As mentioned above, each nuclear hormone receptor shares a common, modular structure. The primary structure of most NHRs can be divided into six domains, A through F. The A/B domain is highly variable in both length and sequence between receptors, the C domain comprises the DNA binding domain (DBD), and the D, E, and F domains (often referred to as the D/E/F domain) form the ligand binding domain (LBD). The next several sections will introduce the various domains and their general role in NHR physiology.
The A/B domain is a highly variable domain amongst NHRs and can contain sequences, referred to as the activation function 1 (AF-1) domain, that play a role in the ligand-independent transcriptional activation of target genes for some of the NHRs although the functions of the domain on the whole remain incompletely understood. This domain is frequently different in sequence and/or length between various NHRs. For example, the A/B domain of TRβ-1 and its alternatively spliced isoform TRβ-2, vary by the length of the A/B domain; whereas the A/B domain of TRα-1 and v-erbA, an oncogenic TR found in the avian erythroblastosis virus (AEV), differs both in length and sequence as a result of mutations sustained over the course of the virus’ evolution. In addition to its AF-1 function, the A/B domain has been reported to affect DNA binding specificity; furthermore, the TRβ-2 A/B domain may play a role in transcriptional activation on specific promoter sequences by interfering with the formation of a coregulator complex.

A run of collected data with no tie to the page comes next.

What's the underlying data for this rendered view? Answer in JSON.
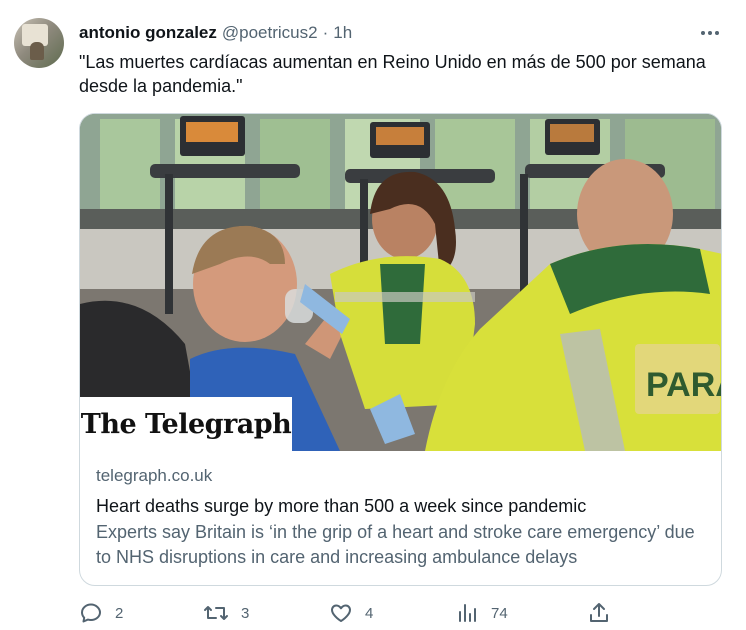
{
  "tweet": {
    "author_name": "antonio gonzalez",
    "author_handle": "@poetricus2",
    "separator": "·",
    "time": "1h",
    "text": "\"Las muertes cardíacas aumentan en Reino Unido en más de 500 por semana desde la pandemia.\"",
    "avatar_icon": "user-photo-avatar",
    "more_icon": "more-horizontal-icon"
  },
  "card": {
    "logo_text": "The Telegraph",
    "domain": "telegraph.co.uk",
    "title": "Heart deaths surge by more than 500 a week since pandemic",
    "description": "Experts say Britain is ‘in the grip of a heart and stroke care emergency’ due to NHS disruptions in care and increasing ambulance delays",
    "image_vest_text": "PARA"
  },
  "actions": {
    "reply_count": "2",
    "retweet_count": "3",
    "like_count": "4",
    "views_count": "74",
    "reply_icon": "reply-icon",
    "retweet_icon": "retweet-icon",
    "like_icon": "heart-icon",
    "views_icon": "views-chart-icon",
    "share_icon": "share-icon"
  },
  "colors": {
    "text_primary": "#0f1419",
    "text_secondary": "#536471",
    "border": "#cfd9de",
    "hi_vis_yellow": "#d8e03a",
    "paramedic_green": "#2f6b3a"
  }
}
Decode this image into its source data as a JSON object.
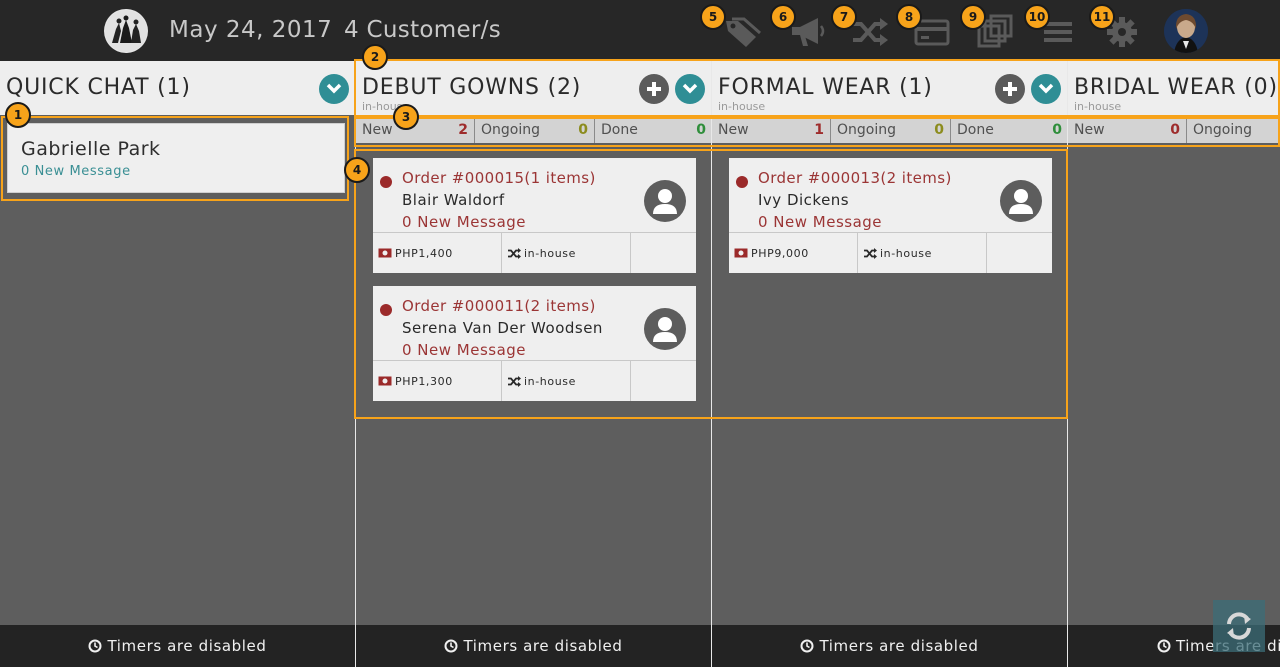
{
  "header": {
    "date": "May 24, 2017",
    "customers": "4 Customer/s",
    "icons": [
      "logo-icon",
      "tag-icon",
      "megaphone-icon",
      "shuffle-icon",
      "credit-card-icon",
      "layers-icon",
      "menu-icon",
      "gear-icon",
      "user-avatar"
    ]
  },
  "badges": [
    "1",
    "2",
    "3",
    "4",
    "5",
    "6",
    "7",
    "8",
    "9",
    "10",
    "11"
  ],
  "quick_chat": {
    "title": "QUICK CHAT (1)",
    "chat": {
      "name": "Gabrielle Park",
      "message": "0 New Message"
    },
    "footer": "Timers are disabled"
  },
  "columns": [
    {
      "title": "DEBUT GOWNS (2)",
      "subtitle": "in-house",
      "stats": {
        "new_label": "New",
        "new": "2",
        "ongoing_label": "Ongoing",
        "ongoing": "0",
        "done_label": "Done",
        "done": "0"
      },
      "orders": [
        {
          "title": "Order #000015(1 items)",
          "customer": "Blair Waldorf",
          "message": "0 New Message",
          "price": "PHP1,400",
          "type": "in-house"
        },
        {
          "title": "Order #000011(2 items)",
          "customer": "Serena Van Der Woodsen",
          "message": "0 New Message",
          "price": "PHP1,300",
          "type": "in-house"
        }
      ],
      "footer": "Timers are disabled"
    },
    {
      "title": "FORMAL WEAR (1)",
      "subtitle": "in-house",
      "stats": {
        "new_label": "New",
        "new": "1",
        "ongoing_label": "Ongoing",
        "ongoing": "0",
        "done_label": "Done",
        "done": "0"
      },
      "orders": [
        {
          "title": "Order #000013(2 items)",
          "customer": "Ivy Dickens",
          "message": "0 New Message",
          "price": "PHP9,000",
          "type": "in-house"
        }
      ],
      "footer": "Timers are disabled"
    },
    {
      "title": "BRIDAL WEAR (0)",
      "subtitle": "in-house",
      "stats": {
        "new_label": "New",
        "new": "0",
        "ongoing_label": "Ongoing",
        "ongoing": "",
        "done_label": "",
        "done": ""
      },
      "orders": [],
      "footer": "Timers are disabled"
    }
  ],
  "colors": {
    "accent": "#2f8e95",
    "badge": "#f7a31a",
    "order_red": "#9b3535",
    "topbar": "#272727"
  }
}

The C domain is highly conserved between the members of the NHR superfamily and, as noted before, plays a significant role in determining classification of the receptors. This domain represents the DBD of the receptor and contains two zinc finger motifs with alpha helical segments and coordinated zinc ions. This zinc finger region contains the “P box” alpha helix which mediates specific binding of the NHRs to their respective HREs and the “D box” amino acids which are involved in receptor dimerization and polarity as well as HRE spacing recognition. In addition, the zinc finger-containing C domain also contains additional receptor dimerization interfaces at the tip of the first zinc finger as well as C-terminal to the second zinc finger, the latter an alpha helical region denoted the “T box”. Finally, immediately C-terminal to the T box is another stretch of alpha helix referred to as the “A box” and which plays additional roles in DNA binding specificity. To summarize, the C domain contains two zinc fingers with associated alpha helical segments that principally mediate the DNA binding and dimerization properties of the receptor.